Tuesday, January 6, 2009

Adat Batak 3


Semuanya ini hanya mungkin, bila kita mau merendahkan hati untuk dikoreksi dan diajar oleh Tuhan Yesus, sama seperti seorang anak kecil, yang memiliki kepolosan, keterbukaan dan kejujuran untuk diajar. Bukan untuk sekedar menambah pengetahuan teologia belaka, tetapi benar-benar untuk mentaati-Nya. Karena Roh Kudus hanya akan mengerjakan hal tersebut bila kita dinilai-Nya telah memiliki ketaatan hati, sekalipun kebenaran itu sangat pahit untuk memulainya (Kisah Para Rasul 5:32). Karena itu, doa sang Pemazmur sangat relevan untuk dipanjatkan secara sungguh-sungguh oleh orang-orang Kristen Batak:

“Selidikilah aku, ya Tuhan, dan kenalilah hatiku, ujilah aku dan kenalilah pikiranku; lihatlah apakah jalanku serong dan tuntunlah aku di jalan yang kekal.” (Mazmur 139:23,24)

Renungan ini mencoba melihat kembali tentang sikap dan pandangan Tuhan terhadap masalah upacara adat, khususnya yang hidup dalam masyarakat Batak, dengan mengambil contoh kasus utamanya dari sub suku bangsa Batak Toba. Penulis hanya akan membatasi pembahasan pada beberapa prinsip-prinsip utama yang mendasari pelaksanaan upacara adat, dan tidak akan menguraikan detail dari pelaksanaan upacara tersebut. Karena melalui renungan ini, tidak mungkin menguraikan dan mengkaji segala aspek dari berbagai macam upacara adat yang ada di tengah-tengah masyarakat Batak.

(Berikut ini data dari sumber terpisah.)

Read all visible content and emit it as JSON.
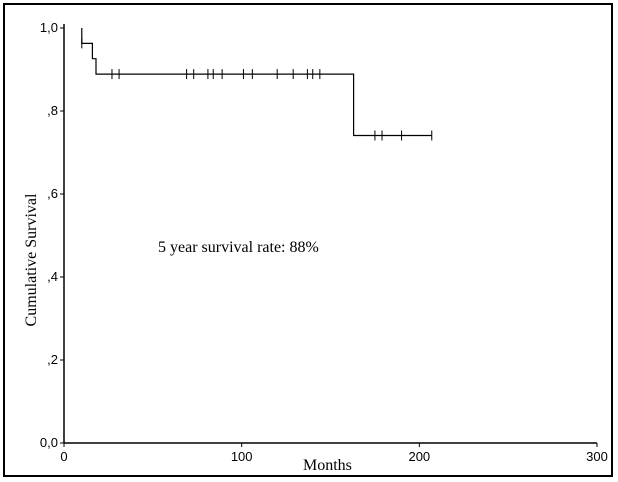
{
  "chart_data": {
    "type": "line",
    "xlabel": "Months",
    "ylabel": "Cumulative Survival",
    "xlim": [
      0,
      300
    ],
    "ylim": [
      0,
      1
    ],
    "x_ticks": [
      0,
      100,
      200,
      300
    ],
    "x_tick_labels": [
      "0",
      "100",
      "200",
      "300"
    ],
    "y_ticks": [
      0,
      0.2,
      0.4,
      0.6,
      0.8,
      1.0
    ],
    "y_tick_labels": [
      "0,0",
      ",2",
      ",4",
      ",6",
      ",8",
      "1,0"
    ],
    "annotation": "5 year survival rate: 88%",
    "grid": false,
    "series": [
      {
        "step_points": [
          [
            10,
            1.0
          ],
          [
            10,
            0.963
          ],
          [
            16,
            0.963
          ],
          [
            16,
            0.926
          ],
          [
            18,
            0.926
          ],
          [
            18,
            0.889
          ],
          [
            163,
            0.889
          ],
          [
            163,
            0.741
          ],
          [
            207,
            0.741
          ]
        ],
        "censored": [
          {
            "x": 10,
            "y": 0.963
          },
          {
            "x": 27,
            "y": 0.889
          },
          {
            "x": 31,
            "y": 0.889
          },
          {
            "x": 69,
            "y": 0.889
          },
          {
            "x": 73,
            "y": 0.889
          },
          {
            "x": 81,
            "y": 0.889
          },
          {
            "x": 84,
            "y": 0.889
          },
          {
            "x": 89,
            "y": 0.889
          },
          {
            "x": 101,
            "y": 0.889
          },
          {
            "x": 106,
            "y": 0.889
          },
          {
            "x": 120,
            "y": 0.889
          },
          {
            "x": 129,
            "y": 0.889
          },
          {
            "x": 137,
            "y": 0.889
          },
          {
            "x": 140,
            "y": 0.889
          },
          {
            "x": 144,
            "y": 0.889
          },
          {
            "x": 175,
            "y": 0.741
          },
          {
            "x": 179,
            "y": 0.741
          },
          {
            "x": 190,
            "y": 0.741
          },
          {
            "x": 207,
            "y": 0.741
          }
        ]
      }
    ]
  }
}
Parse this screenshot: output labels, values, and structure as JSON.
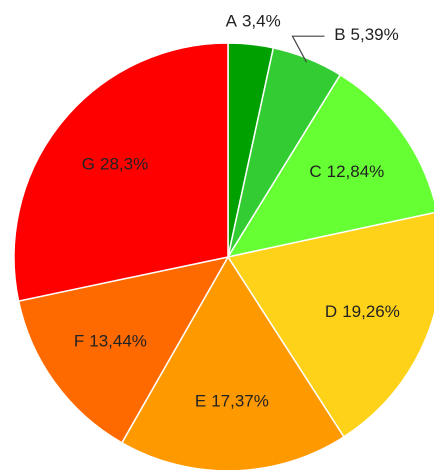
{
  "chart_data": {
    "type": "pie",
    "categories": [
      "A",
      "B",
      "C",
      "D",
      "E",
      "F",
      "G"
    ],
    "values": [
      3.4,
      5.39,
      12.84,
      19.26,
      17.37,
      13.44,
      28.3
    ],
    "value_labels": [
      "3,4%",
      "5,39%",
      "12,84%",
      "19,26%",
      "17,37%",
      "13,44%",
      "28,3%"
    ],
    "colors": [
      "#00a000",
      "#33cc33",
      "#66ff33",
      "#ffd21a",
      "#ff9900",
      "#ff6a00",
      "#ff0000"
    ]
  }
}
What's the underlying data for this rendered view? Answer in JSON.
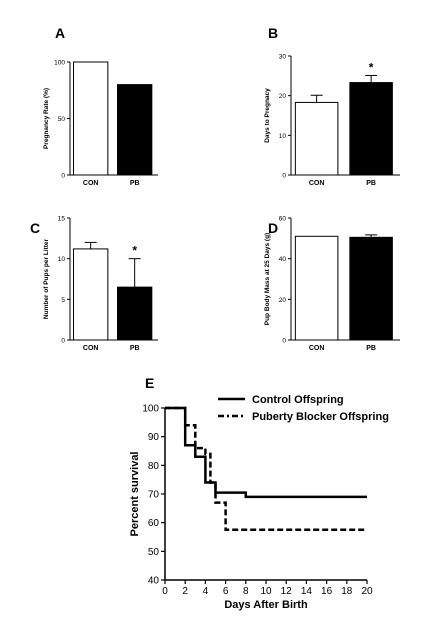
{
  "colors": {
    "con": "#ffffff",
    "pb": "#000000",
    "axis": "#000000"
  },
  "chart_data": [
    {
      "panel": "A",
      "type": "bar",
      "categories": [
        "CON",
        "PB"
      ],
      "values": [
        100,
        80
      ],
      "errors": [
        0,
        0
      ],
      "ylabel": "Pregnancy Rate (%)",
      "ylim": [
        0,
        100
      ],
      "yticks": [
        0,
        50,
        100
      ],
      "significance": [
        "",
        ""
      ]
    },
    {
      "panel": "B",
      "type": "bar",
      "categories": [
        "CON",
        "PB"
      ],
      "values": [
        18.3,
        23.3
      ],
      "errors": [
        1.8,
        1.8
      ],
      "ylabel": "Days to Pregnacy",
      "ylim": [
        0,
        30
      ],
      "yticks": [
        0,
        10,
        20,
        30
      ],
      "significance": [
        "",
        "*"
      ]
    },
    {
      "panel": "C",
      "type": "bar",
      "categories": [
        "CON",
        "PB"
      ],
      "values": [
        11.2,
        6.5
      ],
      "errors": [
        0.8,
        3.5
      ],
      "ylabel": "Number of Pups per Litter",
      "ylim": [
        0,
        15
      ],
      "yticks": [
        0,
        5,
        10,
        15
      ],
      "significance": [
        "",
        "*"
      ]
    },
    {
      "panel": "D",
      "type": "bar",
      "categories": [
        "CON",
        "PB"
      ],
      "values": [
        51,
        50.5
      ],
      "errors": [
        0,
        1.2
      ],
      "ylabel": "Pup Body Mass at 25 Days (g)",
      "ylim": [
        0,
        60
      ],
      "yticks": [
        0,
        20,
        40,
        60
      ],
      "significance": [
        "",
        ""
      ]
    },
    {
      "panel": "E",
      "type": "line",
      "xlabel": "Days After Birth",
      "ylabel": "Percent survival",
      "xlim": [
        0,
        20
      ],
      "ylim": [
        40,
        100
      ],
      "xticks": [
        0,
        2,
        4,
        6,
        8,
        10,
        12,
        14,
        16,
        18,
        20
      ],
      "yticks": [
        40,
        50,
        60,
        70,
        80,
        90,
        100
      ],
      "legend_position": "top-right",
      "series": [
        {
          "name": "Control Offspring",
          "style": "solid",
          "steps": [
            [
              0,
              100
            ],
            [
              2,
              100
            ],
            [
              2,
              87
            ],
            [
              3,
              87
            ],
            [
              3,
              83
            ],
            [
              4,
              83
            ],
            [
              4,
              74
            ],
            [
              5,
              74
            ],
            [
              5,
              70.5
            ],
            [
              8,
              70.5
            ],
            [
              8,
              69
            ],
            [
              20,
              69
            ]
          ]
        },
        {
          "name": "Puberty Blocker Offspring",
          "style": "dashed",
          "steps": [
            [
              0,
              100
            ],
            [
              2,
              100
            ],
            [
              2,
              94
            ],
            [
              3,
              94
            ],
            [
              3,
              86
            ],
            [
              4,
              86
            ],
            [
              4,
              84
            ],
            [
              4.5,
              84
            ],
            [
              4.5,
              74
            ],
            [
              5,
              74
            ],
            [
              5,
              67
            ],
            [
              6,
              67
            ],
            [
              6,
              57.5
            ],
            [
              20,
              57.5
            ]
          ]
        }
      ]
    }
  ]
}
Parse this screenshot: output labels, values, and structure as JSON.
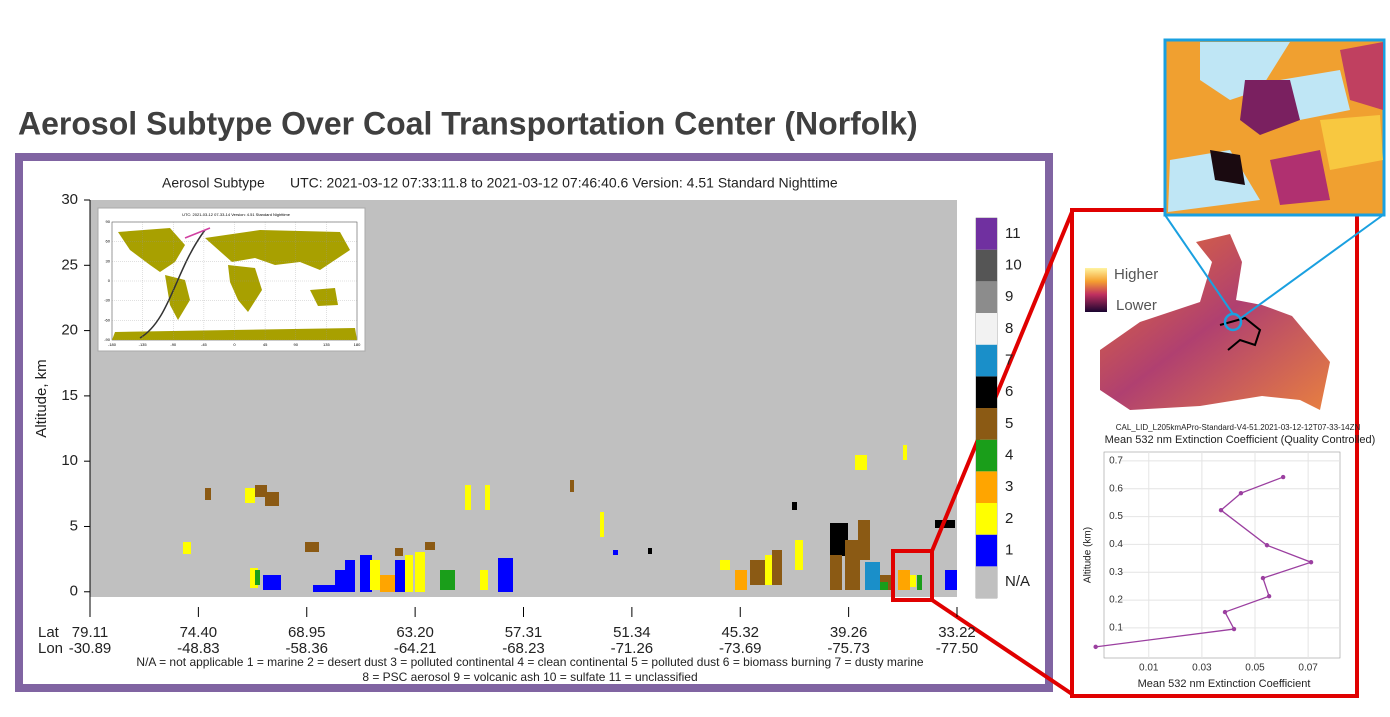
{
  "title": "Aerosol Subtype Over Coal Transportation Center (Norfolk)",
  "chart_data": [
    {
      "type": "curtain",
      "title": "Aerosol Subtype",
      "subtitle": "UTC: 2021-03-12    07:33:11.8 to 2021-03-12 07:46:40.6   Version: 4.51 Standard Nighttime",
      "y_label": "Altitude, km",
      "ylim": [
        -0.4,
        30
      ],
      "yticks": [
        0,
        5,
        10,
        15,
        20,
        25,
        30
      ],
      "lat_label": "Lat",
      "lon_label": "Lon",
      "lat": [
        "79.11",
        "74.40",
        "68.95",
        "63.20",
        "57.31",
        "51.34",
        "45.32",
        "39.26",
        "33.22"
      ],
      "lon": [
        "-30.89",
        "-48.83",
        "-58.36",
        "-64.21",
        "-68.23",
        "-71.26",
        "-73.69",
        "-75.73",
        "-77.50"
      ],
      "colorbar": {
        "labels": [
          "N/A",
          "1",
          "2",
          "3",
          "4",
          "5",
          "6",
          "7",
          "8",
          "9",
          "10",
          "11"
        ],
        "colors": [
          "#c0c0c0",
          "#0000ff",
          "#ffff00",
          "#ffa500",
          "#1a9e1a",
          "#8b5a14",
          "#000000",
          "#1a8fc9",
          "#f2f2f2",
          "#8c8c8c",
          "#555555",
          "#7030a0"
        ]
      },
      "legend": [
        "N/A = not applicable   1 = marine   2 = desert dust   3 = polluted continental   4 = clean continental   5 = polluted dust   6 = biomass burning   7 = dusty marine",
        "8 = PSC aerosol     9 = volcanic ash     10 = sulfate     11 = unclassified"
      ],
      "inset": {
        "title": "UTC: 2021-03-12  07-33-14    Version: 4.51  Standard    Nighttime",
        "lon_ticks": [
          -180,
          -135,
          -90,
          -45,
          0,
          45,
          90,
          135,
          180
        ],
        "lat_ticks": [
          90,
          60,
          30,
          0,
          -30,
          -60,
          -90
        ]
      }
    },
    {
      "type": "line",
      "title": "CAL_LID_L205kmAPro-Standard-V4-51.2021-03-12-12T07-33-14ZN",
      "subtitle": "Mean 532 nm Extinction Coefficient (Quality Controlled)",
      "x_label": "Mean 532 nm Extinction Coefficient",
      "y_label": "Altitude (km)",
      "color": "#9b3fa0",
      "grid": true,
      "xlim": [
        -0.011,
        0.082
      ],
      "xticks": [
        0.01,
        0.03,
        0.05,
        0.07
      ],
      "ylim": [
        -0.008,
        0.732
      ],
      "yticks": [
        0.1,
        0.2,
        0.3,
        0.4,
        0.5,
        0.6,
        0.7
      ],
      "x": [
        -0.01,
        0.0421,
        0.0387,
        0.0553,
        0.053,
        0.0711,
        0.0545,
        0.0372,
        0.0447,
        0.0606
      ],
      "values": [
        0.032,
        0.096,
        0.157,
        0.214,
        0.279,
        0.336,
        0.397,
        0.523,
        0.584,
        0.642
      ]
    }
  ],
  "map_legend": {
    "high": "Higher",
    "low": "Lower"
  }
}
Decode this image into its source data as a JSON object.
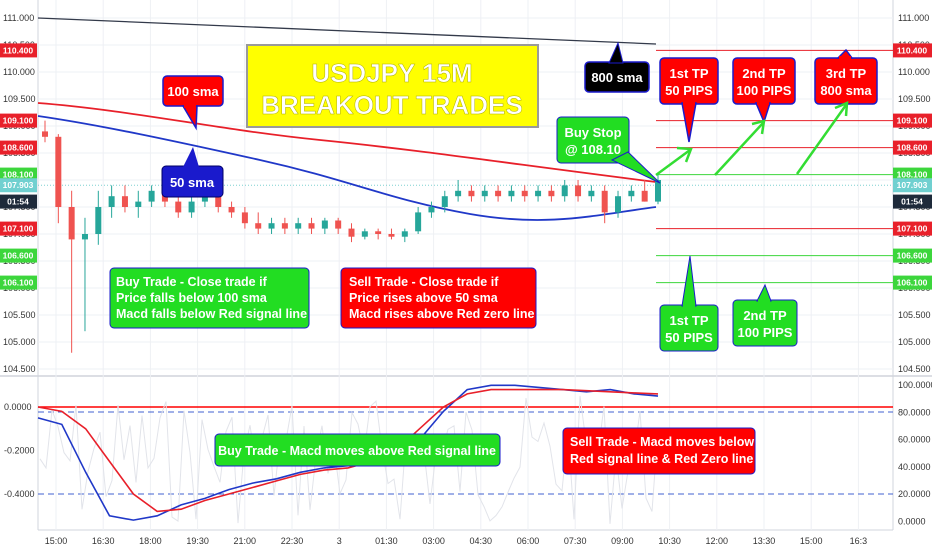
{
  "chart_data": {
    "type": "candlestick",
    "symbol_timeframe": "USDJPY 15M",
    "title_line1": "USDJPY 15M",
    "title_line2": "BREAKOUT TRADES",
    "price_axis": {
      "ticks": [
        "111.000",
        "110.500",
        "110.000",
        "109.500",
        "109.000",
        "108.500",
        "108.000",
        "107.500",
        "107.000",
        "106.500",
        "106.000",
        "105.500",
        "105.000",
        "104.500"
      ],
      "ylim": [
        104.4,
        111.1
      ]
    },
    "price_tags": [
      {
        "label": "110.400",
        "value": 110.4,
        "color": "#e8202a"
      },
      {
        "label": "109.100",
        "value": 109.1,
        "color": "#e8202a"
      },
      {
        "label": "108.600",
        "value": 108.6,
        "color": "#e8202a"
      },
      {
        "label": "108.100",
        "value": 108.1,
        "color": "#3cd63c"
      },
      {
        "label": "107.903",
        "value": 107.903,
        "color": "#70d0d0"
      },
      {
        "label": "01:54",
        "value": 107.6,
        "color": "#1e2a3a"
      },
      {
        "label": "107.100",
        "value": 107.1,
        "color": "#e8202a"
      },
      {
        "label": "106.600",
        "value": 106.6,
        "color": "#3cd63c"
      },
      {
        "label": "106.100",
        "value": 106.1,
        "color": "#3cd63c"
      }
    ],
    "macd_axis_left": [
      "0.0000",
      "-0.2000",
      "-0.4000"
    ],
    "macd_axis_right": [
      "100.0000",
      "80.0000",
      "60.0000",
      "40.0000",
      "20.0000",
      "0.0000"
    ],
    "time_ticks": [
      "15:00",
      "16:30",
      "18:00",
      "19:30",
      "21:00",
      "22:30",
      "3",
      "01:30",
      "03:00",
      "04:30",
      "06:00",
      "07:30",
      "09:00",
      "10:30",
      "12:00",
      "13:30",
      "15:00",
      "16:3"
    ],
    "series": [
      {
        "name": "100 sma",
        "color": "#e8202a"
      },
      {
        "name": "50 sma",
        "color": "#2038c8"
      },
      {
        "name": "800 sma",
        "color": "#333a4a"
      }
    ],
    "candles": [
      [
        108.9,
        109.1,
        108.7,
        108.8
      ],
      [
        108.8,
        108.85,
        107.2,
        107.5
      ],
      [
        107.5,
        107.8,
        104.8,
        106.9
      ],
      [
        106.9,
        107.3,
        105.2,
        107.0
      ],
      [
        107.0,
        107.8,
        106.8,
        107.5
      ],
      [
        107.5,
        107.9,
        107.3,
        107.7
      ],
      [
        107.7,
        107.9,
        107.4,
        107.5
      ],
      [
        107.5,
        107.8,
        107.3,
        107.6
      ],
      [
        107.6,
        107.9,
        107.5,
        107.8
      ],
      [
        107.8,
        107.9,
        107.5,
        107.6
      ],
      [
        107.6,
        107.7,
        107.3,
        107.4
      ],
      [
        107.4,
        107.7,
        107.3,
        107.6
      ],
      [
        107.6,
        107.8,
        107.5,
        107.7
      ],
      [
        107.7,
        107.8,
        107.4,
        107.5
      ],
      [
        107.5,
        107.6,
        107.3,
        107.4
      ],
      [
        107.4,
        107.5,
        107.1,
        107.2
      ],
      [
        107.2,
        107.4,
        107.0,
        107.1
      ],
      [
        107.1,
        107.3,
        107.0,
        107.2
      ],
      [
        107.2,
        107.3,
        107.0,
        107.1
      ],
      [
        107.1,
        107.3,
        107.0,
        107.2
      ],
      [
        107.2,
        107.3,
        107.0,
        107.1
      ],
      [
        107.1,
        107.3,
        107.0,
        107.25
      ],
      [
        107.25,
        107.3,
        107.0,
        107.1
      ],
      [
        107.1,
        107.2,
        106.85,
        106.95
      ],
      [
        106.95,
        107.1,
        106.9,
        107.05
      ],
      [
        107.05,
        107.1,
        106.9,
        107.0
      ],
      [
        107.0,
        107.1,
        106.9,
        106.95
      ],
      [
        106.95,
        107.1,
        106.85,
        107.05
      ],
      [
        107.05,
        107.5,
        107.0,
        107.4
      ],
      [
        107.4,
        107.6,
        107.3,
        107.5
      ],
      [
        107.5,
        107.8,
        107.4,
        107.7
      ],
      [
        107.7,
        108.0,
        107.6,
        107.8
      ],
      [
        107.8,
        107.9,
        107.6,
        107.7
      ],
      [
        107.7,
        107.9,
        107.6,
        107.8
      ],
      [
        107.8,
        107.9,
        107.6,
        107.7
      ],
      [
        107.7,
        107.9,
        107.6,
        107.8
      ],
      [
        107.8,
        107.9,
        107.6,
        107.7
      ],
      [
        107.7,
        107.9,
        107.6,
        107.8
      ],
      [
        107.8,
        107.9,
        107.6,
        107.7
      ],
      [
        107.7,
        108.0,
        107.6,
        107.9
      ],
      [
        107.9,
        108.0,
        107.6,
        107.7
      ],
      [
        107.7,
        107.9,
        107.6,
        107.8
      ],
      [
        107.8,
        107.9,
        107.2,
        107.4
      ],
      [
        107.4,
        107.8,
        107.3,
        107.7
      ],
      [
        107.7,
        107.9,
        107.6,
        107.8
      ],
      [
        107.8,
        108.0,
        107.6,
        107.6
      ],
      [
        107.6,
        108.1,
        107.55,
        108.0
      ]
    ],
    "macd_series": [
      {
        "name": "MACD",
        "color": "#2038c8",
        "values": [
          -0.05,
          -0.08,
          -0.3,
          -0.5,
          -0.52,
          -0.5,
          -0.45,
          -0.42,
          -0.38,
          -0.35,
          -0.33,
          -0.3,
          -0.28,
          -0.27,
          -0.25,
          -0.22,
          -0.15,
          -0.02,
          0.08,
          0.1,
          0.1,
          0.09,
          0.08,
          0.07,
          0.08,
          0.06,
          0.05
        ]
      },
      {
        "name": "Signal",
        "color": "#e8202a",
        "values": [
          0.0,
          -0.02,
          -0.1,
          -0.25,
          -0.4,
          -0.48,
          -0.47,
          -0.43,
          -0.4,
          -0.37,
          -0.34,
          -0.31,
          -0.29,
          -0.28,
          -0.25,
          -0.2,
          -0.1,
          0.0,
          0.06,
          0.08,
          0.08,
          0.08,
          0.08,
          0.075,
          0.07,
          0.065,
          0.06
        ]
      }
    ]
  },
  "callouts": {
    "sma100": "100 sma",
    "sma50": "50 sma",
    "sma800": "800 sma",
    "buy_stop_line1": "Buy Stop",
    "buy_stop_line2": "@ 108.10",
    "tp1_up_line1": "1st TP",
    "tp1_up_line2": "50 PIPS",
    "tp2_up_line1": "2nd TP",
    "tp2_up_line2": "100 PIPS",
    "tp3_up_line1": "3rd TP",
    "tp3_up_line2": "800 sma",
    "tp1_dn_line1": "1st TP",
    "tp1_dn_line2": "50 PIPS",
    "tp2_dn_line1": "2nd TP",
    "tp2_dn_line2": "100 PIPS",
    "buy_rule_line1": "Buy Trade - Close trade if",
    "buy_rule_line2": "Price falls below 100 sma",
    "buy_rule_line3": "Macd falls below Red signal line",
    "sell_rule_line1": "Sell Trade - Close trade if",
    "sell_rule_line2": "Price rises above 50 sma",
    "sell_rule_line3": "Macd rises above Red zero line",
    "macd_buy": "Buy Trade - Macd moves above Red signal line",
    "macd_sell_line1": "Sell Trade - Macd moves below",
    "macd_sell_line2": "Red signal line & Red Zero line"
  },
  "colors": {
    "up": "#26a69a",
    "down": "#ef5350",
    "title_bg": "#ffff00",
    "title_fg": "#ffffff",
    "red_box": "#ff0000",
    "green_box": "#22dd22",
    "blue_box": "#1a1acc",
    "black_box": "#000000"
  }
}
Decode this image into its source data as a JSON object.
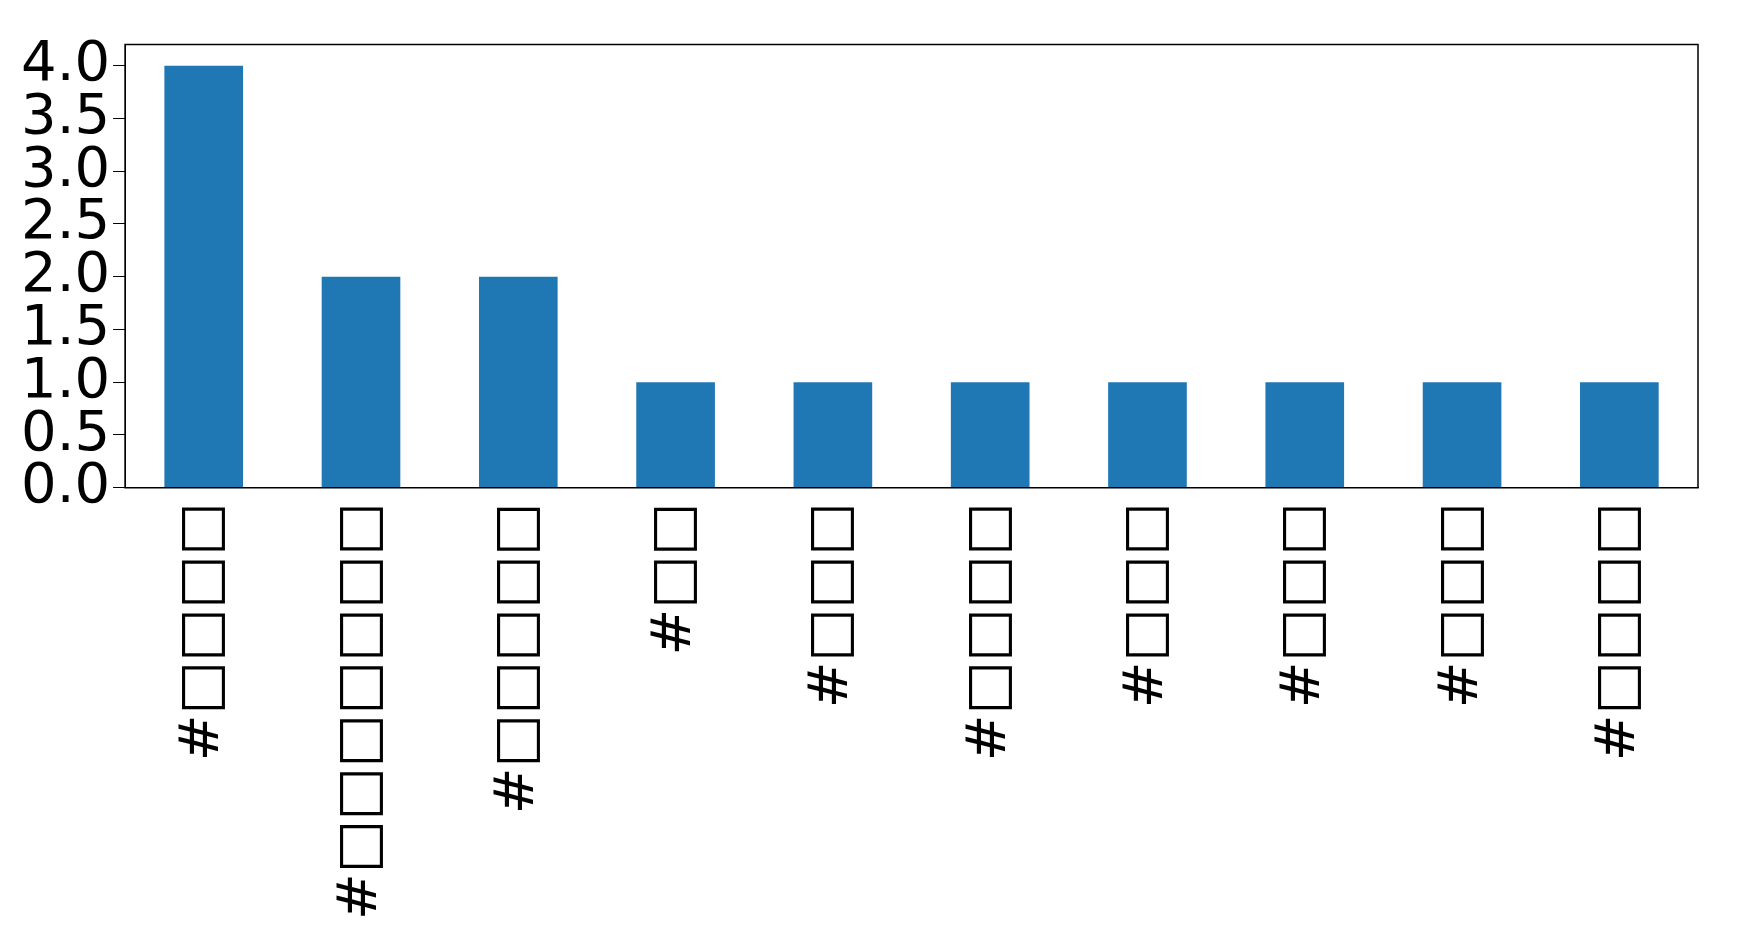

Penulis sadar, bahwa apa yang dipaparkan dalam tulisan ini sangat bertentangan dengan pemahaman teologi yang umumnya diyakini oleh masyarakat Batak sekarang. Apa yang dituliskan disini merupakan suatu pemahaman alkitabiah dan Injili, yang Tuhan Yesus bukakan secara bertahap kepada penulis. Penguraian ini akan menyentuh hal-hal yang sangat sensitif di hati orang Batak, yang mungkin akan dapat membangkitkan rasa marah dan benci bagi sebagian orang. Tetapi penulis berketetapan hati di hadapan Tuhan Yesus untuk memberitakannya. Kalau Anda mau mencari kebenaran Tuhan, dipersilahkan untuk membacanya terus. Pertentangan pasti muncul, karena sudut pandang dalam melihat adat itu memang berbeda. Pandangan Kristus tidak pernah sama dengan pandangan manusia yang duniawi. Pandangan Kristus jauh lebih tinggi dari pandangan duniawi. Penafsiran seseorang mengenai adat istiadat muncul dari suatu titik pijakan, sikap hati dan tujuan yang hendak dicapainya. Persoalannya, apakah kita memiliki dasar pijakan yang sama dengan Tuhan Yesus? Kuasa Roh Kudus hanya akan menyertai dan mengurapi orang-orang yang memberitakan Firman sesuai dengan maksud-Nya.